Pero la grieta madre es política — “tiene un costo económico”, como dijo hace unos días el ministro Martín Guzmán durante la presentación del presupuesto 2021— y está manoseada como siempre y antes que nadie por las pirañas que son los medios. Y acá es cuando todo hace sentido, cuando regresan, para apuntalar la polarización, los nombres propios al comienzo de estos párrafos, listos para saltar la soga de la grieta y permear del otro lado gracias a eso que se describe como consumo irónico. Entonces la progresía se convence de que cualquiera sea la expresión que no empate sus principios es una nueva expresión fascista, y mientras las diversas facciones de la derecha (cada vez más reverenciales con la anti democracia) anuncian un fin del mundo llamado Venezuela —sustentadas en teorías rayanas en la paranoia e instalando en el discurso social sus propias fantasías golpistas—, una porción minoritaria de la izquierda vive en la parálisis por un ideal que ya no seduce a quien fue su cantera, debido a una juventud cuyos valores fueron desplazados al éxito individual en el terreno del vale todo.
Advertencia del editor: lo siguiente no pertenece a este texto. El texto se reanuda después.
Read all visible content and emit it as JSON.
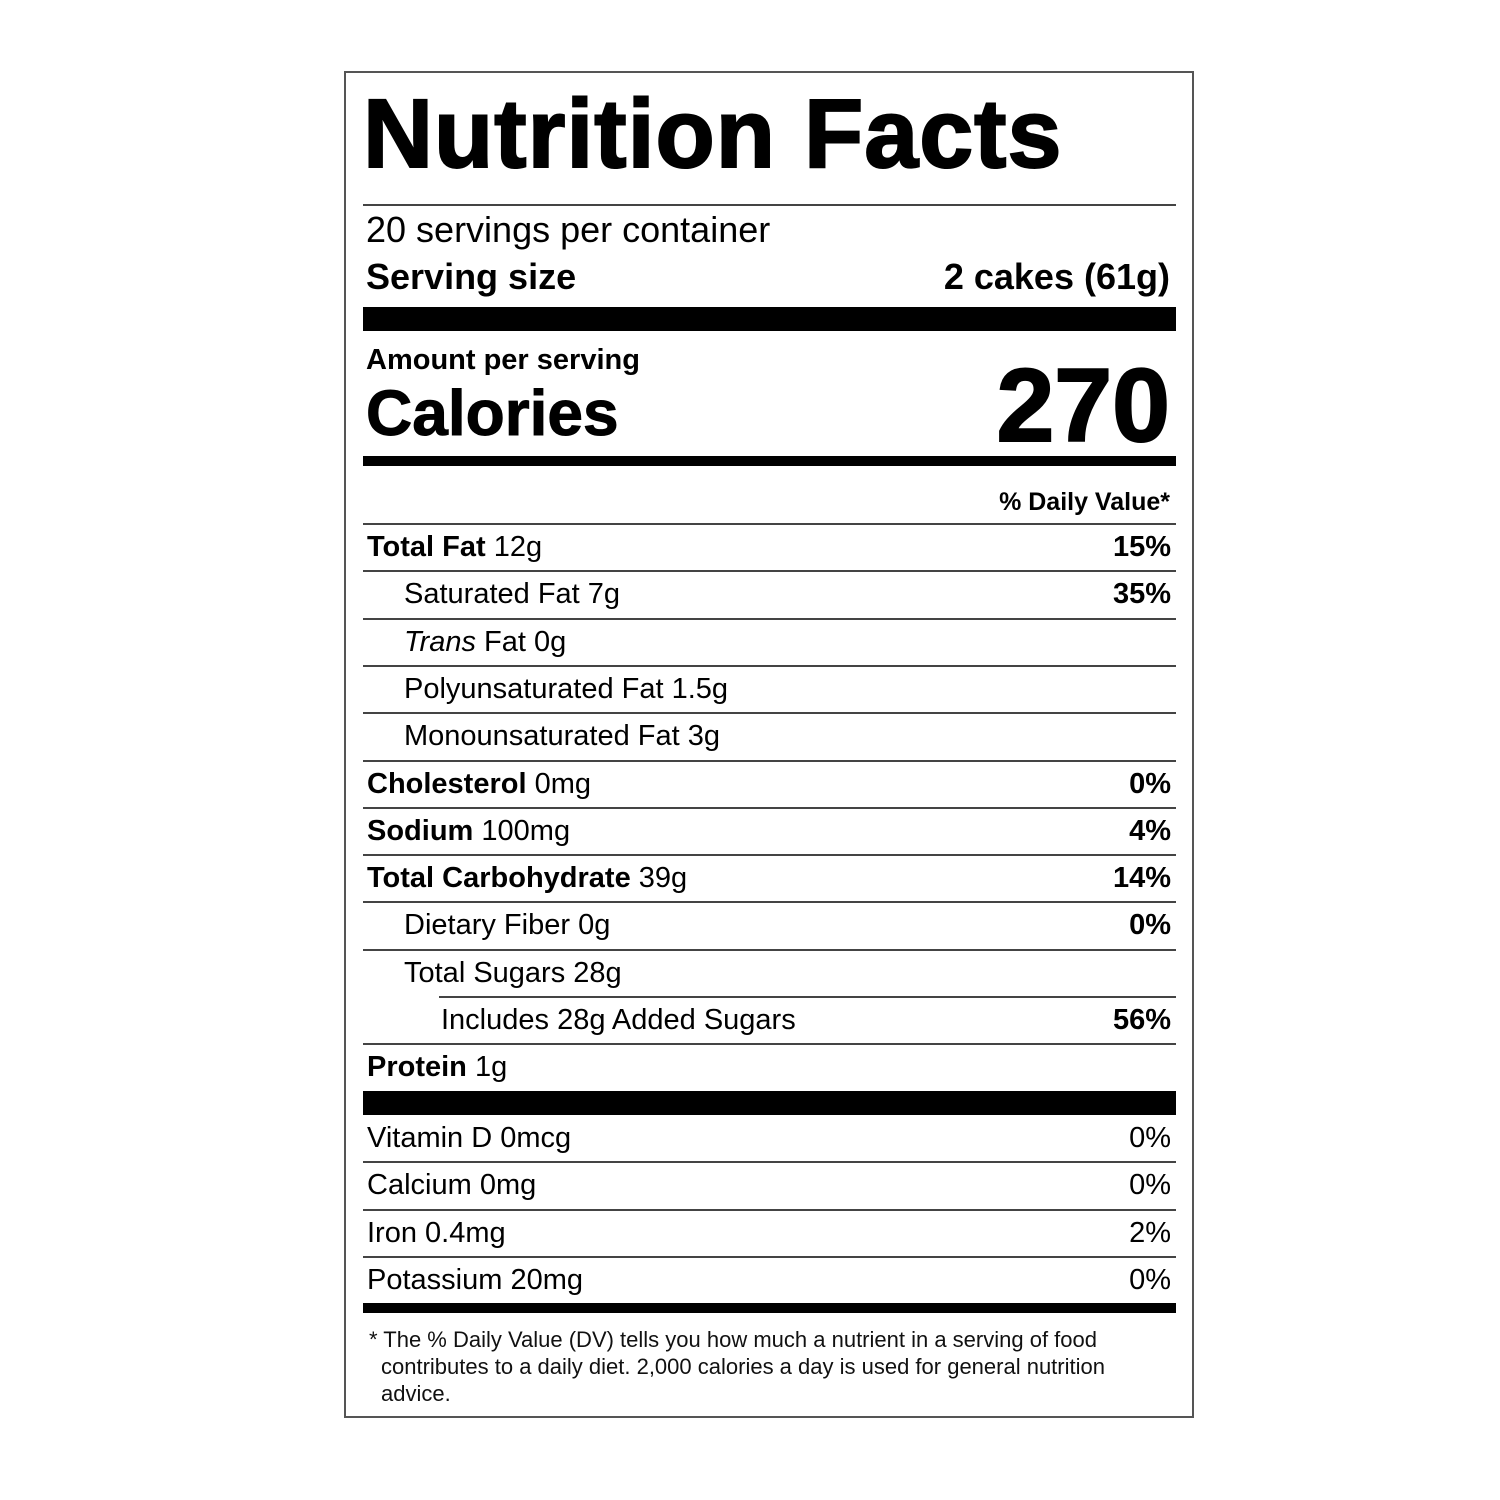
{
  "title": "Nutrition Facts",
  "servings": "20 servings per container",
  "serving_size": {
    "label": "Serving size",
    "value": "2 cakes (61g)"
  },
  "amount_per_serving": "Amount per serving",
  "calories": {
    "label": "Calories",
    "value": "270"
  },
  "daily_value_header": "% Daily Value*",
  "nutrients": [
    {
      "name": "Total Fat",
      "amount": "12g",
      "dv": "15%",
      "items": [
        {
          "name": "Saturated Fat",
          "amount": "7g",
          "dv": "35%"
        },
        {
          "name_italic": "Trans",
          "name": "Fat",
          "amount": "0g"
        },
        {
          "name": "Polyunsaturated Fat",
          "amount": "1.5g"
        },
        {
          "name": "Monounsaturated Fat",
          "amount": "3g"
        }
      ]
    },
    {
      "name": "Cholesterol",
      "amount": "0mg",
      "dv": "0%"
    },
    {
      "name": "Sodium",
      "amount": "100mg",
      "dv": "4%"
    },
    {
      "name": "Total Carbohydrate",
      "amount": "39g",
      "dv": "14%",
      "items": [
        {
          "name": "Dietary Fiber",
          "amount": "0g",
          "dv": "0%"
        },
        {
          "name": "Total Sugars",
          "amount": "28g",
          "items": [
            {
              "name": "Includes 28g Added Sugars",
              "dv": "56%"
            }
          ]
        }
      ]
    },
    {
      "name": "Protein",
      "amount": "1g"
    }
  ],
  "vitamins": [
    {
      "name": "Vitamin D",
      "amount": "0mcg",
      "dv": "0%"
    },
    {
      "name": "Calcium",
      "amount": "0mg",
      "dv": "0%"
    },
    {
      "name": "Iron",
      "amount": "0.4mg",
      "dv": "2%"
    },
    {
      "name": "Potassium",
      "amount": "20mg",
      "dv": "0%"
    }
  ],
  "footnote": "* The % Daily Value (DV) tells you how much a nutrient in a serving of food contributes to a daily diet. 2,000 calories a day is used for general nutrition advice."
}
Que la ex chimentera Canosa tome dióxido de cloro del pico, que la heredera Juana Viale pregunte a sus comensales si el gobierno termina su mandato, que la despertadora de conciencias Ivana Nadal inste a sus seguidores a “soltar ese dolor que tenés adentro”, que la conductora Cristina Pérez prepotee con juicios de valor al presidente son expresiones lógicas de un ejercicio de la libertad infantilizado donde la responsabilidad y las consecuencias siempre son cosa ajena. Hete aquí la grieta entre la mujer empoderada y la mujer de poder.